PHOTOS ET VIDEO| André Brasseur, phénoménal papy funky du Pukkel

Inutile de chercher quelle sera la révélation de ce Pukkelpop 2016. C’est un gamin de 76 ans qui vient de rafler la mise. André Brasseur, son orgue Hammond et cinq incroyables musicos viennent de donner le tournis à un Marquee blindé massacre.

«Avant le concert, j’avais dit à mes gars: qu’il y ait du monde ou pas, on s’en fout! On joue!’ Et ils ont joué, les gaillards.» Premier à monter sur la scène du Marquee, peu avant 13 heures, André Brasseur, costume bleu roi, fine cravate et bottillons… sans chaussettes, est d’une zénitude absolue.

«Il est parfois nerveux avant les concerts », explique sa compagne qui, dans les coulisses, ne manque rien de ce moment d’histoire musicale. «Mais ce matin, il a mangé des fruits. C’est une première: il veut vraiment être en forme. » Ce fut le cas. Une trompette, un sax, une section rythmique incroyablement groovy, un guitariste aussi doué que souriant et un bonhomme tout simplement heureux, assis face à son orgue, face à sa troupe. André donne le tempo.

Et il est élevé. Ça pulse, ça balance du lourd. «André Brasseur est resté un monument en Flandre. Ses disques collector se vendent très cher. Mais quand on a été le rencontrer pour lui proposer de refaire une tournée, on s’est rendu compte qu’il n’était pas conscient de l’aura qu’il avait conservée dans le Nord du pays. Il est comme ça: à vivre au jour le jour, sans se prendre la tête », explique Jan Delvaux, l’un de ceux qui ont soufflé sur les braises.

«Quand on l’a vu jouer, tout seul avec son orgue, dans un petit café de Bruxelles ou de Namur, on sentait que le groove était toujours là. Mais ça sonnait un peu plastique. » Avec l’appui de Stefaan Vandeberghe, mage très influent dans le milieu musical, les coaches ont commencé par recruter les musiciens. «Ce sont des pointures», insiste Jan Delvaux. L’un joue régulièrement avec Balthazar, groupe flamand hype du moment, un autre a collaboré avec Daan… Les références sont nombreuses. Mais ce sont surtout les chouettes personnalités qui donnent aussi une autre dimension à Brasseur. En «band», on est plus fort. Mais de là à faire le Pukkel…

Ce pari fou a pourtant été largement gagné.
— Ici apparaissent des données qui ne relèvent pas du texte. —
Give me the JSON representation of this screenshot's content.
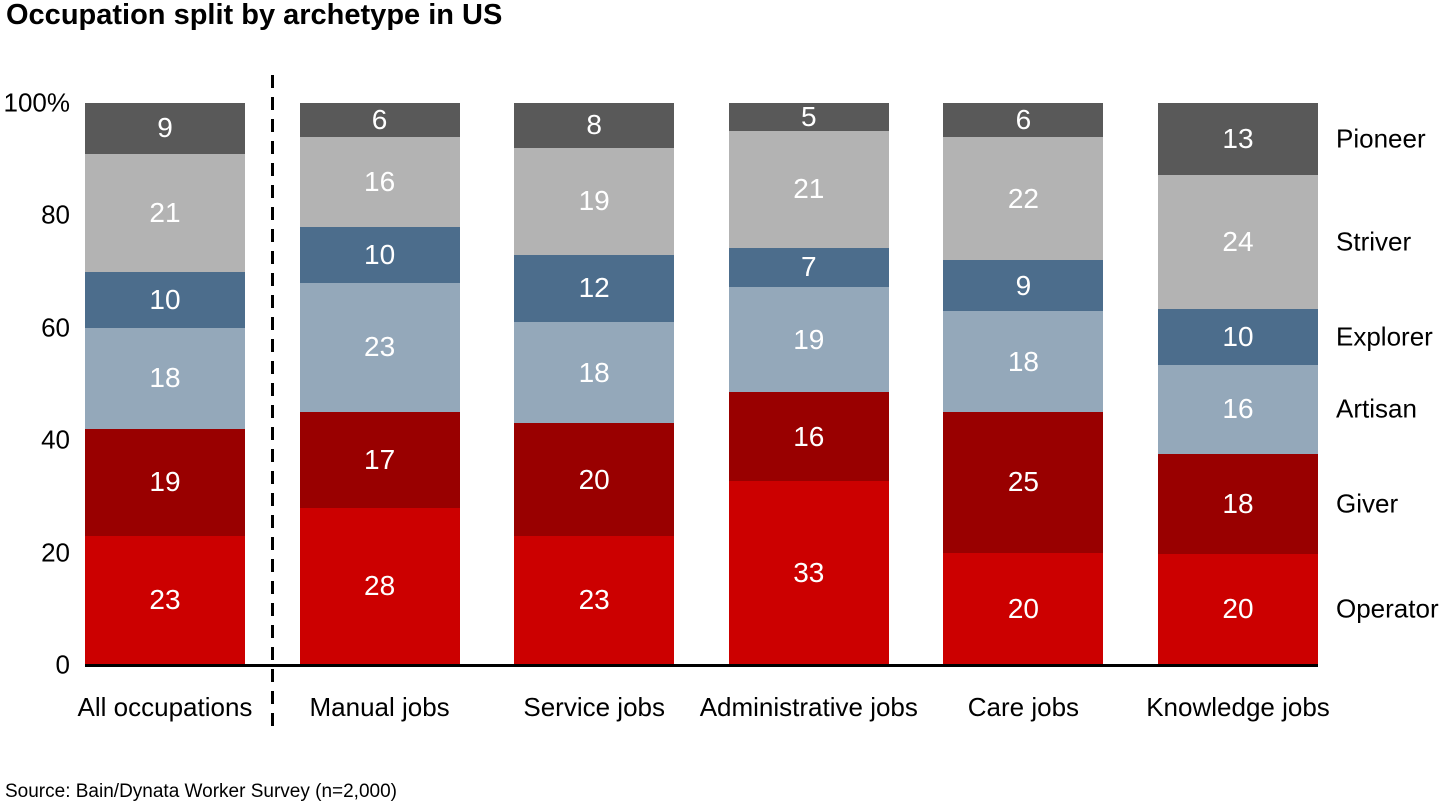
{
  "title": "Occupation split by archetype in US",
  "source_note": "Source: Bain/Dynata Worker Survey (n=2,000)",
  "chart_data": {
    "type": "bar",
    "variant": "stacked-percent",
    "title": "Occupation split by archetype in US",
    "unit": "%",
    "grid": false,
    "categories": [
      "All occupations",
      "Manual jobs",
      "Service jobs",
      "Administrative jobs",
      "Care jobs",
      "Knowledge jobs"
    ],
    "stack_order": "bottom-to-top",
    "series": [
      {
        "name": "Operator",
        "color": "#cc0000",
        "values": [
          23,
          28,
          23,
          33,
          20,
          20
        ]
      },
      {
        "name": "Giver",
        "color": "#990000",
        "values": [
          19,
          17,
          20,
          16,
          25,
          18
        ]
      },
      {
        "name": "Artisan",
        "color": "#94a8ba",
        "values": [
          18,
          23,
          18,
          19,
          18,
          16
        ]
      },
      {
        "name": "Explorer",
        "color": "#4c6d8c",
        "values": [
          10,
          10,
          12,
          7,
          9,
          10
        ]
      },
      {
        "name": "Striver",
        "color": "#b3b3b3",
        "values": [
          21,
          16,
          19,
          21,
          22,
          24
        ]
      },
      {
        "name": "Pioneer",
        "color": "#595959",
        "values": [
          9,
          6,
          8,
          5,
          6,
          13
        ]
      }
    ],
    "y_axis": {
      "min": 0,
      "max": 100,
      "ticks": [
        {
          "value": 0,
          "label": "0"
        },
        {
          "value": 20,
          "label": "20"
        },
        {
          "value": 40,
          "label": "40"
        },
        {
          "value": 60,
          "label": "60"
        },
        {
          "value": 80,
          "label": "80"
        },
        {
          "value": 100,
          "label": "100%"
        }
      ]
    },
    "legend": {
      "position": "right",
      "labels_top_to_bottom": [
        "Pioneer",
        "Striver",
        "Explorer",
        "Artisan",
        "Giver",
        "Operator"
      ]
    },
    "separator": {
      "style": "dashed-vertical-line",
      "after_category": "All occupations"
    }
  }
}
Aux premiers rangs, quelques jeunes agitent un drapeau sur lequel on peut lire «We love you, André». Barbe fine et grand sourire, André Brasseur dégage des ondes incroyablement positives. Et ses mélodies éternelles, de Early Bird revisité à la sauce Peter Gunn à The Kid, agissent comme un aimant sur les festivaliers un peu curieux qui déambulent le long du Marquee.

 
Pukkelpop : André Brasseur par lavenir-namur

«C’est incroyable ce qui se passe. C’est peut-être un de mes plus beaux concerts», lâche-t-il en sortant de scène. Un rappel, des applaudissements à tout rompre, un salut en équipe. L’émotion est grande. «Je vous aime et je sais que je vous reverrai tous», lance ce gamin qui fêtera ses 77 ans en décembre. « Il a prolongé la garantie: il est reparti pour dix ans », rigole Jimmy Dewit, l’un de ceux qui a cru aussi au retour du Namurois. «Oui, je suis reparti», confirme le principal intéressé. « Je fais de nouveaux arrangements et je compose de nouveaux morceaux. »

Le funk et le groove, ce n’est pas comme Tintin. Ce n’est pas de 7 à 77 ans. C’est jusqu’à la mort. Et bien au-delà. «We love you, André». Un petit drapeau qui résume tout.